Materials and Methods

We investigated the clinical and para-clinical manifestations of children referred to all hospitals in the Central Province of Iran from March 2019 to June 2020.

Results

We surveyed 96 pediatric patients hospitalized in hospitals in the Central Province of Iran. The average age of the patients was 110 months. 53% of patients (51 people) were male. The analysis did not show a significant relationship between the laboratory results and the gender of the patients.

Conclusion

Male and female pediatric patients had the same condition in terms of clinical manifestations, laboratory results and antibiotic use.
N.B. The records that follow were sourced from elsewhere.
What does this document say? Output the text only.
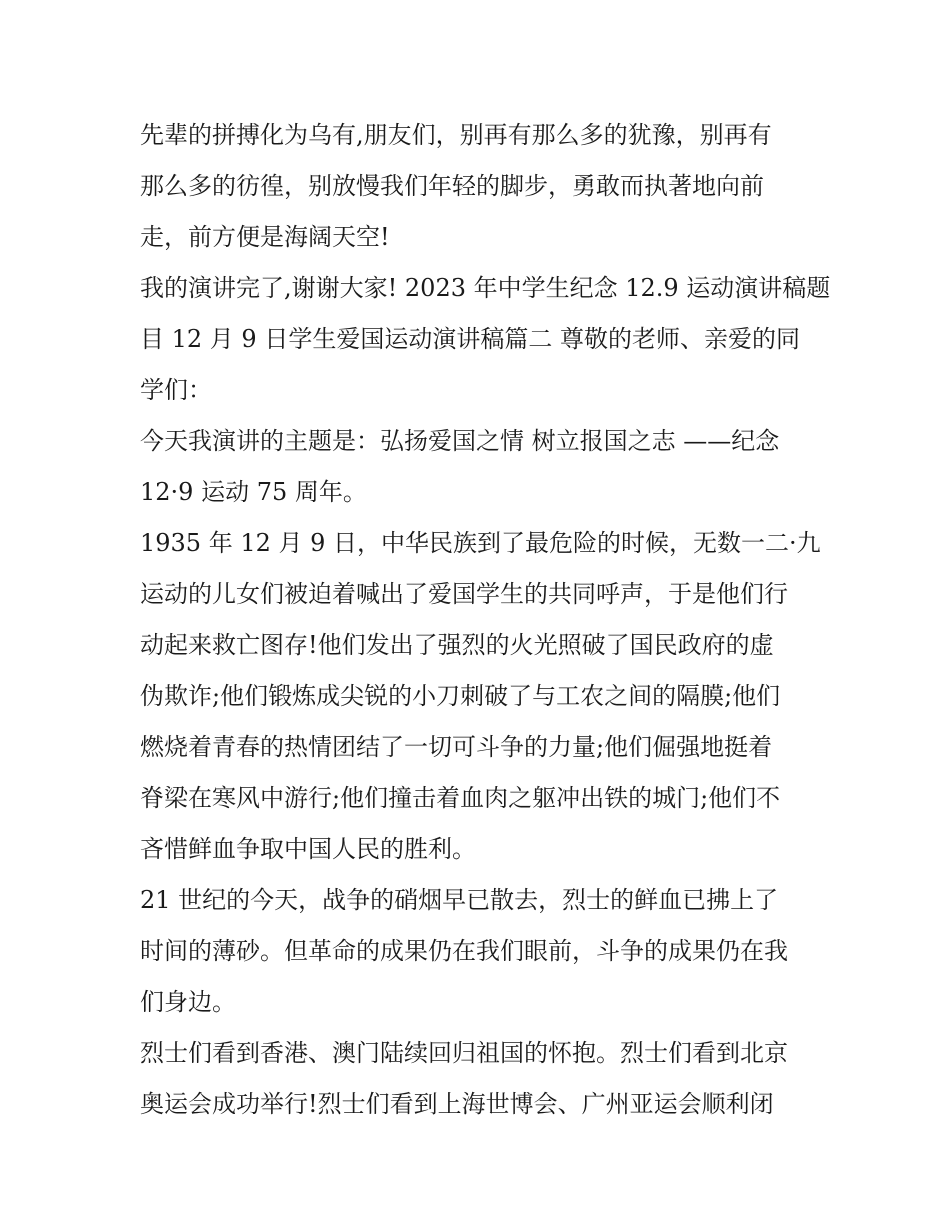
先辈的拼搏化为乌有,朋友们，别再有那么多的犹豫，别再有
那么多的彷徨，别放慢我们年轻的脚步，勇敢而执著地向前
走，前方便是海阔天空!

我的演讲完了,谢谢大家! 2023 年中学生纪念 12.9 运动演讲稿题
目 12 月 9 日学生爱国运动演讲稿篇二 尊敬的老师、亲爱的同
学们：

今天我演讲的主题是：弘扬爱国之情 树立报国之志 ——纪念
12·9 运动 75 周年。

1935 年 12 月 9 日，中华民族到了最危险的时候，无数一二·九
运动的儿女们被迫着喊出了爱国学生的共同呼声，于是他们行
动起来救亡图存!他们发出了强烈的火光照破了国民政府的虚
伪欺诈;他们锻炼成尖锐的小刀刺破了与工农之间的隔膜;他们
燃烧着青春的热情团结了一切可斗争的力量;他们倔强地挺着
脊梁在寒风中游行;他们撞击着血肉之躯冲出铁的城门;他们不
吝惜鲜血争取中国人民的胜利。

21 世纪的今天，战争的硝烟早已散去，烈士的鲜血已拂上了
时间的薄砂。但革命的成果仍在我们眼前，斗争的成果仍在我
们身边。

烈士们看到香港、澳门陆续回归祖国的怀抱。烈士们看到北京
奥运会成功举行!烈士们看到上海世博会、广州亚运会顺利闭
Keywords: SARS-CoV-2, COVID-19, Children, Pediatrics, Gender.

1. INTRODUCTION

On December 31, 2019, the World Health Organization (WHO) was notified of a new case of pneumonia in Wuhan, China. More cases with similar symptoms of unknown cause were reported until, in January 2020, China isolated a novel virus and named it SARS-CoV-2. Seventy days after the first case, the WHO declared Coronavirus disease 2019 (COVID-19) as a pandemic and a global emergency [1]. In 2003 and 2012, SARS-CoV and MERS-CoV, two other viruses from the COVID-19 family, emerged and infected humans, respectively. COVID-19 is a highly contagious airborne disease that ranges in severity from simple flu to fatal illness with a mortality rate of up to 50% [2]. The most common manifestations of infected individuals were cough, fever, fatigue, myalgia, diarrhea, and abdominal pain. The mortality rate due to COVID-19 is estimated to be around 3.8%, but it varies depending on the comorbidity of the patients. Diabetes, hypertension, chronic kidney disease, obesity, hyperlipidemia and senility have been associated with more severe cases of COVID-19 and more deaths [3]. The incubation period in humans can be as short as 3-7 days. According to the statistics of WHO, as of April 18, 2020, the definitive number of people infected with Covid-19 was 2,164,111 cases in more than 180 countries around the world, of which 146,198 patients have passed away [4]. The first case of infection with COVID-19 in Iran was detected on February 8, 2017, in Qom, adjacent to Central Province. Until June 2018, 1535 confirmed cases were diagnosed in Central Province, of which 194 people died [5].

Children are less susceptible to severe COVID-19, possibly due to differences in immune responses. Pediatric cases are mostly asymptomatic or with mild signs and symptoms of the disease. Most symptomatic children exhibit one or two of the common adult symptoms, and the illness resolves within 6-10 days without hospitalization. Furthermore, polymerase chain reaction (PCR) does not detect nucleic acids of SARS-CoV-2 in children [6]. In Iran, there have been several cases of transmission in children, most of them from families that had an infected member.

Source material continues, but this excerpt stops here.